Suddenly the peace was broken - priests from the Temple were climbing the hill. Despair hit the soldiers for what could they say.

"What have you done with him?" demanded the leader, his face livid with indignation. "We told you to take care. Tell us so that we can be assured he is dead."

"He is gone." The soldier's voice was guarded; it warned the priests that soldiers were Romans and should not be approached except through their officers.

Asserting his authority the leader held out his hand. "Tell us, was he stolen away?" he demanded.

The soldier shook his head and spoke of the light he had seen and of the stone that had been rolled away by an angel in white.

"You are drunk!" the priests accused. With one voice they disclaimed the truth but to convince themselves they bribed the soldiers to keep quiet and to speak of nothing they had seen.

Knowing the power of life and death that the priests wielded, the soldiers took the money and spread the lie they had been told. The disciples and Mary Magdalene knew the truth; they spoke of it and of the Master's return to them. Word passed from one to the other but the priests subdued the words and hounded the people who spoke them. The Romans killed but it was the priests who ordered the way of death and discredited the innocent by calling them guilty.

Bitter death has been their portion

Throughout the many years that have followed the guilt of the crucifixion remains, and just as the Jews harassed the innocent, so have they found harassment a part of their daily lives.
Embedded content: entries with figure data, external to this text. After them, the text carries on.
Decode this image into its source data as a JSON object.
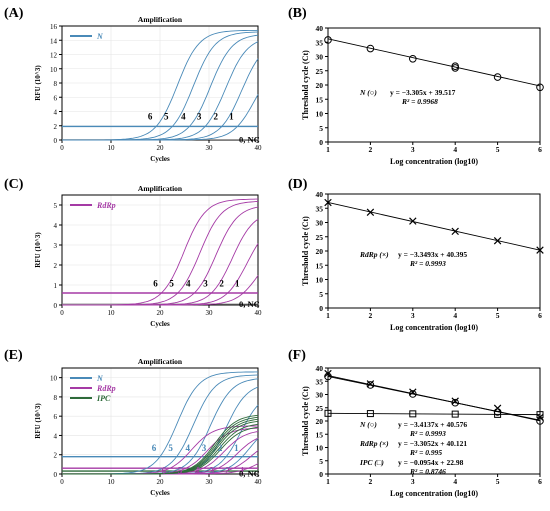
{
  "colors": {
    "N": "#4a8ab8",
    "RdRp": "#a53aa5",
    "IPC": "#2e6b3a",
    "threshold": "#1f5a9a",
    "regression": "#000000"
  },
  "chart_data": [
    {
      "panel": "(A)",
      "type": "line",
      "title": "Amplification",
      "xlabel": "Cycles",
      "ylabel": "RFU (10^3)",
      "xlim": [
        0,
        40
      ],
      "ylim": [
        0,
        16
      ],
      "xticks": [
        "0",
        "10",
        "20",
        "30",
        "40"
      ],
      "yticks": [
        "0",
        "2",
        "4",
        "6",
        "8",
        "10",
        "12",
        "14",
        "16"
      ],
      "legend": [
        "N"
      ],
      "threshold": 1.9,
      "curve_labels": [
        "6",
        "5",
        "4",
        "3",
        "2",
        "1"
      ],
      "nc_label": "0, NC",
      "series": [
        {
          "name": "N",
          "ct": 19.2,
          "plateau": 15.4
        },
        {
          "name": "N",
          "ct": 22.5,
          "plateau": 15.2
        },
        {
          "name": "N",
          "ct": 26.0,
          "plateau": 14.9
        },
        {
          "name": "N",
          "ct": 29.2,
          "plateau": 14.5
        },
        {
          "name": "N",
          "ct": 32.6,
          "plateau": 14.0
        },
        {
          "name": "N",
          "ct": 35.8,
          "plateau": 11.0
        }
      ]
    },
    {
      "panel": "(B)",
      "type": "scatter",
      "xlabel": "Log concentration (log10)",
      "ylabel": "Threshold cycle (Ct)",
      "xlim": [
        1,
        6
      ],
      "ylim": [
        0,
        40
      ],
      "xticks": [
        "1",
        "2",
        "3",
        "4",
        "5",
        "6"
      ],
      "yticks": [
        "0",
        "5",
        "10",
        "15",
        "20",
        "25",
        "30",
        "35",
        "40"
      ],
      "series": [
        {
          "name": "N",
          "marker": "circle",
          "x": [
            1,
            2,
            3,
            4,
            4,
            5,
            6
          ],
          "y": [
            35.8,
            32.8,
            29.2,
            26.6,
            26.0,
            22.8,
            19.2
          ],
          "slope": -3.305,
          "intercept": 39.517
        }
      ],
      "equations": [
        {
          "label": "N (○)",
          "equation": "y = −3.305x + 39.517",
          "r2": "R² = 0.9968"
        }
      ]
    },
    {
      "panel": "(C)",
      "type": "line",
      "title": "Amplification",
      "xlabel": "Cycles",
      "ylabel": "RFU (10^3)",
      "xlim": [
        0,
        40
      ],
      "ylim": [
        0,
        5.5
      ],
      "xticks": [
        "0",
        "10",
        "20",
        "30",
        "40"
      ],
      "yticks": [
        "0",
        "1",
        "2",
        "3",
        "4",
        "5"
      ],
      "legend": [
        "RdRp"
      ],
      "threshold": 0.6,
      "curve_labels": [
        "6",
        "5",
        "4",
        "3",
        "2",
        "1"
      ],
      "nc_label": "0, NC",
      "series": [
        {
          "name": "RdRp",
          "ct": 20.3,
          "plateau": 5.3
        },
        {
          "name": "RdRp",
          "ct": 23.6,
          "plateau": 5.2
        },
        {
          "name": "RdRp",
          "ct": 27.0,
          "plateau": 5.0
        },
        {
          "name": "RdRp",
          "ct": 30.5,
          "plateau": 4.7
        },
        {
          "name": "RdRp",
          "ct": 33.8,
          "plateau": 4.2
        },
        {
          "name": "RdRp",
          "ct": 37.0,
          "plateau": 3.0
        }
      ]
    },
    {
      "panel": "(D)",
      "type": "scatter",
      "xlabel": "Log concentration (log10)",
      "ylabel": "Threshold cycle (Ct)",
      "xlim": [
        1,
        6
      ],
      "ylim": [
        0,
        40
      ],
      "xticks": [
        "1",
        "2",
        "3",
        "4",
        "5",
        "6"
      ],
      "yticks": [
        "0",
        "5",
        "10",
        "15",
        "20",
        "25",
        "30",
        "35",
        "40"
      ],
      "series": [
        {
          "name": "RdRp",
          "marker": "x",
          "x": [
            1,
            2,
            3,
            4,
            5,
            6
          ],
          "y": [
            37.0,
            33.6,
            30.5,
            26.9,
            23.6,
            20.3
          ],
          "slope": -3.3493,
          "intercept": 40.395
        }
      ],
      "equations": [
        {
          "label": "RdRp (×)",
          "equation": "y = −3.3493x + 40.395",
          "r2": "R² = 0.9993"
        }
      ]
    },
    {
      "panel": "(E)",
      "type": "line",
      "title": "Amplification",
      "xlabel": "Cycles",
      "ylabel": "RFU (10^3)",
      "xlim": [
        0,
        40
      ],
      "ylim": [
        0,
        11
      ],
      "xticks": [
        "0",
        "10",
        "20",
        "30",
        "40"
      ],
      "yticks": [
        "0",
        "2",
        "4",
        "6",
        "8",
        "10"
      ],
      "legend": [
        "N",
        "RdRp",
        "IPC"
      ],
      "thresholds": {
        "N": 1.8,
        "RdRp": 0.6,
        "IPC": 0.3
      },
      "curve_labels_N": [
        "6",
        "5",
        "4",
        "3",
        "2",
        "1"
      ],
      "curve_labels_RdRp": [
        "6",
        "5",
        "4",
        "3",
        "2",
        "1"
      ],
      "nc_label": "0, NC",
      "series": [
        {
          "name": "N",
          "ct": 20.0,
          "plateau": 10.6
        },
        {
          "name": "N",
          "ct": 23.4,
          "plateau": 10.3
        },
        {
          "name": "N",
          "ct": 26.9,
          "plateau": 10.0
        },
        {
          "name": "N",
          "ct": 30.2,
          "plateau": 9.5
        },
        {
          "name": "N",
          "ct": 33.5,
          "plateau": 8.6
        },
        {
          "name": "N",
          "ct": 36.8,
          "plateau": 5.5
        },
        {
          "name": "RdRp",
          "ct": 22.0,
          "plateau": 5.0
        },
        {
          "name": "RdRp",
          "ct": 25.3,
          "plateau": 4.8
        },
        {
          "name": "RdRp",
          "ct": 28.8,
          "plateau": 4.6
        },
        {
          "name": "RdRp",
          "ct": 31.8,
          "plateau": 4.3
        },
        {
          "name": "RdRp",
          "ct": 35.0,
          "plateau": 3.8
        },
        {
          "name": "RdRp",
          "ct": 38.0,
          "plateau": 2.3
        },
        {
          "name": "IPC",
          "ct": 24.5,
          "plateau": 6.2
        },
        {
          "name": "IPC",
          "ct": 24.8,
          "plateau": 6.0
        },
        {
          "name": "IPC",
          "ct": 25.1,
          "plateau": 5.8
        },
        {
          "name": "IPC",
          "ct": 25.4,
          "plateau": 5.6
        },
        {
          "name": "IPC",
          "ct": 25.8,
          "plateau": 5.3
        },
        {
          "name": "IPC",
          "ct": 26.2,
          "plateau": 5.0
        }
      ]
    },
    {
      "panel": "(F)",
      "type": "scatter",
      "xlabel": "Log concentration (log10)",
      "ylabel": "Threshold cycle (Ct)",
      "xlim": [
        1,
        6
      ],
      "ylim": [
        0,
        40
      ],
      "xticks": [
        "1",
        "2",
        "3",
        "4",
        "5",
        "6"
      ],
      "yticks": [
        "0",
        "5",
        "10",
        "15",
        "20",
        "25",
        "30",
        "35",
        "40"
      ],
      "series": [
        {
          "name": "N",
          "marker": "circle",
          "x": [
            1,
            2,
            3,
            4,
            5,
            6
          ],
          "y": [
            36.8,
            33.6,
            30.2,
            26.9,
            23.4,
            20.0
          ],
          "slope": -3.4137,
          "intercept": 40.576
        },
        {
          "name": "RdRp",
          "marker": "x",
          "x": [
            1,
            2,
            3,
            4,
            5,
            6
          ],
          "y": [
            37.9,
            34.0,
            30.9,
            27.5,
            24.8,
            21.4
          ],
          "slope": -3.3052,
          "intercept": 40.121
        },
        {
          "name": "IPC",
          "marker": "square",
          "x": [
            1,
            2,
            3,
            4,
            5,
            6
          ],
          "y": [
            22.9,
            22.8,
            22.7,
            22.6,
            22.5,
            22.4
          ],
          "slope": -0.0954,
          "intercept": 22.98
        }
      ],
      "equations": [
        {
          "label": "N (○)",
          "equation": "y = −3.4137x + 40.576",
          "r2": "R² = 0.9993"
        },
        {
          "label": "RdRp (×)",
          "equation": "y = −3.3052x + 40.121",
          "r2": "R² = 0.995"
        },
        {
          "label": "IPC (□)",
          "equation": "y = −0.0954x + 22.98",
          "r2": "R² = 0.8746"
        }
      ]
    }
  ]
}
Bitter death has been their portion but still the priests lie. Their victims in all countries, crying to be released, find adamant those who hold them in check. Meanwhile, because death is honoured more than life, man believes it right that Jesus was cruelly murdered; he is continually mutilated again and again by the beliefs of those on earth who hold him as a sacrifice.

Can we believe today that anyone of goodness would revenge the death of a man that he had sent to be a sacrifice? If Jesus was ordained to die, why was it that both Pilate and Herod, each in their own way, suffered madness following his death? And why was Jerusalem later raised to the ground?

Indeed, Jerusalem was raised to the ground, and all who were given money to save the name of religion died. Their families died also, but religion still thrives on a snug and seemingly safe entry into heaven. What of the words of Jesus - are they still to be disputed? "I am the light of the world," he said. "No man cometh unto the father but by me." His dead body gives but little; the Christ Spirit gives much. The mind is of light and can spread to all men, and through the use of it heaven within is found.

Peace is not subject to outside conditions. Being at peace the inner man can use mind to bless himself, for mind is of truth. To lie is to be untrue to oneself and peace can never come because of it. Untruth brings untruth; sickness and death is the reward for it, for where there is continuing untruth the soul dies, and from then on man cannot find protection for himself or for his own.

The body dies; it lives again! When this is known the blessing of truth will be found. Jesus died but he is not a whipping boy for you! You are part of the light and must follow the way of truth. In Jesus the truth in man was revealed. Can you see it? Are you still and are you able to find the love as Jesus himself had? This is what he taught and this is what we can believe!